Scritto nei primi anni Novanta, questa novella umoristica è la prima di un ciclo di storie avente per protagonista un'assortita squadra di improbabili giustizieri, liberamente ispirati a personaggi più o meno carismatici di una realtà locale, nonché da figure prese dal mondo dello spettacolo, della politica... Sebbene quasi tutti gli episodi nascano come parodie, ovvero sequel, di celebri fiabe o film, anche nei cattivi è possibile riconoscere personalità di natura analoga agli eroi. Caratteristica che contraddistingue questa serie è il continuo alternarsi, storia dopo storia, di componenti nella squadra dei "sette big", salvo la permanenza di alcuni soggetti per due o tre avventure.
 

Come molti sanno, la favola di “Biancaneve e i sette nani”1 termina con Biancaneve che sposa il suo principe, o questo è per lo meno ciò che la storia racconta. Le cose in realtà andarono leggermente peggio. D’accordo: Biancaneve sposò il principe, ma i sette nani iniziarono a essere di troppo, sicché il principe, che si scoprì chiamarsi Alfonso, fu costretto a pagargli tre ore sui go-kart a testa; spesa necessaria per conoscere sessualmente Biancaneve senza che qualcuno dei nani saltasse fuori di sotto al letto o dall’interno del cuscino. Si sa, però, che all’epoca degli eventi, di Control, Hatu, Durex e simili ce n’erano ben pochi, ed era d’uso lo schermarsi utilizzando qualcosa di più grezzo, tipo foglie, calzini, fondine per pugnali… Nonostante ciò, Biancaneve fu ingravidata in occasione del primo rapporto.
Dopo i soliti nove mesi (perché sarà stata una fiaba, ma sempre di esseri umani si trattava...) nacque una graziosa bambina che fu chiamata, a suffragio universale, Enrico. Che c’è di strano? Enrico era il nome del padre di Alfonso...; i conti tornano, mentre il principe no, essendo stato convocato dai sette nani a finanziare la squadra di calcetto che in quei mesi avevano costituito.

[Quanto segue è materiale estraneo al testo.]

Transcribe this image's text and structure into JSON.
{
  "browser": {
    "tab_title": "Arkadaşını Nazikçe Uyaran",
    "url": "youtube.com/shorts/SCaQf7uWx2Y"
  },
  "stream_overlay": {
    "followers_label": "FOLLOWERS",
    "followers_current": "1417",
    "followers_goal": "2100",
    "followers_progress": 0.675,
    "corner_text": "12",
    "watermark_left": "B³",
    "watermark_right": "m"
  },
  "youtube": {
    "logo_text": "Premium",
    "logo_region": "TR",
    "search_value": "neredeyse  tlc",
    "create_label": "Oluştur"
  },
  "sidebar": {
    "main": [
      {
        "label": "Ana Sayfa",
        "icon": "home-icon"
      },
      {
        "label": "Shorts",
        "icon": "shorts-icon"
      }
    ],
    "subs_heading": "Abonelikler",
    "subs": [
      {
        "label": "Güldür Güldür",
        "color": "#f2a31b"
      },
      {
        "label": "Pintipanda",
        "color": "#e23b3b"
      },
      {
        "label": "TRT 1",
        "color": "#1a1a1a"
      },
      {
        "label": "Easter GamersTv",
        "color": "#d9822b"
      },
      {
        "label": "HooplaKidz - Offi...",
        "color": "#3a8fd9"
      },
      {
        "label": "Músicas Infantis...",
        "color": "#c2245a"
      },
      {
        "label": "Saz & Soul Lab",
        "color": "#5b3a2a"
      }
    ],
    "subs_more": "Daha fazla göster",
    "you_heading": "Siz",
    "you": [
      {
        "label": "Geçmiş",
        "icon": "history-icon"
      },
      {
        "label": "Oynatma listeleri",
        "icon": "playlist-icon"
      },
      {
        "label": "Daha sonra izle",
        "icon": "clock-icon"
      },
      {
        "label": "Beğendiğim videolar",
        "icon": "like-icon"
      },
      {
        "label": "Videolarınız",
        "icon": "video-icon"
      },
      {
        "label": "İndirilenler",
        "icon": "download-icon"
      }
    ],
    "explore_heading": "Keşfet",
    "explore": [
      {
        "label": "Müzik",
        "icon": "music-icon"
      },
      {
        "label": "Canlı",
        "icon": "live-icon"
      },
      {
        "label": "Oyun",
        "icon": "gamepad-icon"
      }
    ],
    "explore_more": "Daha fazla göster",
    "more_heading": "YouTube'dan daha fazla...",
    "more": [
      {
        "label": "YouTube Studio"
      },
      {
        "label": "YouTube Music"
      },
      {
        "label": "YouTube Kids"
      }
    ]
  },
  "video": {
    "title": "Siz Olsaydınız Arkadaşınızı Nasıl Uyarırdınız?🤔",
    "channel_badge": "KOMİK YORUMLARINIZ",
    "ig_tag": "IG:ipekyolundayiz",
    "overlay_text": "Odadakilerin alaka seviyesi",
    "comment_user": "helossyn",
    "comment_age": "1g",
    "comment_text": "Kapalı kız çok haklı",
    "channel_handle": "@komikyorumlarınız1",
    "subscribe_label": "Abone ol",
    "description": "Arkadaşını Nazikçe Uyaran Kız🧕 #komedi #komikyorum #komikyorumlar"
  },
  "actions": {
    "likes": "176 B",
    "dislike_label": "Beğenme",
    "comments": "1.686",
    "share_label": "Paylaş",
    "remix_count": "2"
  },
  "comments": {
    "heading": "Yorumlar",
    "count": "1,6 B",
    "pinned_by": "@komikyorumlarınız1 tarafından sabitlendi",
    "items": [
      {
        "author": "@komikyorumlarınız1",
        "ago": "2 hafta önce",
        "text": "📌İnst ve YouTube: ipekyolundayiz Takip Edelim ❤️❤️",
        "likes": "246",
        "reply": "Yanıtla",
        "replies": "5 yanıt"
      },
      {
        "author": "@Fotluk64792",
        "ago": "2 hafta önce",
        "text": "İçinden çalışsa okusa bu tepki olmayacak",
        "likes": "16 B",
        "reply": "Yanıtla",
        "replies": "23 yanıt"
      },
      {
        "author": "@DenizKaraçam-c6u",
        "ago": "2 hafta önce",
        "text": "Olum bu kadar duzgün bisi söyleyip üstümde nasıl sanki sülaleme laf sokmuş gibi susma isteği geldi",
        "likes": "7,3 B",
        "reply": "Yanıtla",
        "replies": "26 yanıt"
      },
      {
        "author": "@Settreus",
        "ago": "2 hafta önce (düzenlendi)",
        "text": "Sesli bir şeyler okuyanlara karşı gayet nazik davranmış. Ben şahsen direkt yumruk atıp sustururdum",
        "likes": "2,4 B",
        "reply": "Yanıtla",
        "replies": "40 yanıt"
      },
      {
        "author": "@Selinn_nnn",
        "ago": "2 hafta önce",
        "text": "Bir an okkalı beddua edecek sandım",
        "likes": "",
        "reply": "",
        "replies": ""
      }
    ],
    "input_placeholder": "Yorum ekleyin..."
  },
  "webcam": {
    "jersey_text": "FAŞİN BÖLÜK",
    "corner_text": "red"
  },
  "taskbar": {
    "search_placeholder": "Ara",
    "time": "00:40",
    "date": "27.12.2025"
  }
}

Biancaneve, rimasta sola con Enrico, cadde così nella sfera satellitare di cristallo di un’ex eroina di favole, Cenerentola, fattasi strega dopo il tradimento di Alfonso. Purtroppo Cenerentola a suo padre non riuscì a dirlo, proprio lui fiero di sua figlia, di sua madre poi si vergognava, non voleva dirle che le piaceva far l’amore e scambiarsi i sogni…2 E allora? Decise di rapire Enrico, quella bambina che, se Alfonso non l’avesse tradita, sarebbe stata sua; quindi si travestì da ragazza seria.
Giunta sotto quelle false vesti a casa di Biancaneve, le citofonò e Biancaneve domandò chi fosse. «Una ragazza seria!» le fu risposto, e lei: «Le ragazze serie non ci sono più! Fuori di qui!» - «Guarda che sto già fuori!», allora Biancaneve: «Giusto, entra, così posso farti uscire!». Appena dentro, Cenerentola trovò Enrico tra le braccia di Biancaneve, l’afferrò e fuggì, pronunciando la tipica risata da cattivo dei cartoni animati. Biancaneve provò ad inseguire la ladra ma, essendo zoppa dalla nascita (altro particolare inedito della vicenda), dovette rinunciare al salvataggio; poté solo urlare: «Perché lo fai?» E Cenerentola: «Vaffanculo, bella stronza!»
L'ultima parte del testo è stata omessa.